Coloring the decline in relations has been Obama’s personal antipathy to Israeli Prime Minister Benjamin Netanyahu. This has culminated in this past month’s dispute about Netanyahu accepting Speaker John Boehner’s invitation to have the Israeli leader address a joint session of Congress. The personal animus reflected in the diplomatic spat covers the fact that the White House is apparently willing to acquiesce to Iran’s ability to build a nuclear bomb.

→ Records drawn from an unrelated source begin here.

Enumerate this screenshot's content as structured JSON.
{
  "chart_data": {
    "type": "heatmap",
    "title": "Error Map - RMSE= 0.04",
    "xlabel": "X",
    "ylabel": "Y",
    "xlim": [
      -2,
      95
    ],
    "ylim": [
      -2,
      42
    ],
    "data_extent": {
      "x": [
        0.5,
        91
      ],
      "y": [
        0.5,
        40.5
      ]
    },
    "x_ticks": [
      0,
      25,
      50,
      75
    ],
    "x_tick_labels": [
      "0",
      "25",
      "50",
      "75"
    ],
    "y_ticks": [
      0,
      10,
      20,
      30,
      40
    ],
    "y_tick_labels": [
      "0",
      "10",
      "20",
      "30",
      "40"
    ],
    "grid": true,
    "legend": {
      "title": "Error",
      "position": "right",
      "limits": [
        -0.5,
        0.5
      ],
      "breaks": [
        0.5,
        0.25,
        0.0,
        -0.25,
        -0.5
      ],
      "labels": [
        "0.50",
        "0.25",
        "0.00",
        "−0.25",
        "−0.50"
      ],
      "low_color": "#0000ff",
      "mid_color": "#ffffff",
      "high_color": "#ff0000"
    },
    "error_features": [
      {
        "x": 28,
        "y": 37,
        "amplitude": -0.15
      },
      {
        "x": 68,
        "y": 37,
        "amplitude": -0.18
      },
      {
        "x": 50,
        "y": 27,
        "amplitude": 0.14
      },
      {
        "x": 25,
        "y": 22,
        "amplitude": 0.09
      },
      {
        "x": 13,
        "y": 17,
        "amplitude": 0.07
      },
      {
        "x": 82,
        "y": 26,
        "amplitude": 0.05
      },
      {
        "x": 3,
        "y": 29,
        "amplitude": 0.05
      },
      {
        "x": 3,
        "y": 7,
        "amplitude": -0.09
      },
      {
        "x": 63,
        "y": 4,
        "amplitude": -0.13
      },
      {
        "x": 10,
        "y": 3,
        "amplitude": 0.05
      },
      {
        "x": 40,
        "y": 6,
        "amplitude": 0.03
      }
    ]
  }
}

The next US administration will either confirm or reverse the Obama administration’s shift on Israel. The next US president will have to decide if he or she believes that the United States should maintain a special relationship with Israel, and how to balance Israel’s security and defense needs against existential threats with any desire for rapprochement with Iran and a continuation of the peace process. Whereas many candidates seek to be all things to all people, answers to these questions will force candidates to declare precisely where they stand on key issues involving the US-Israel relationship.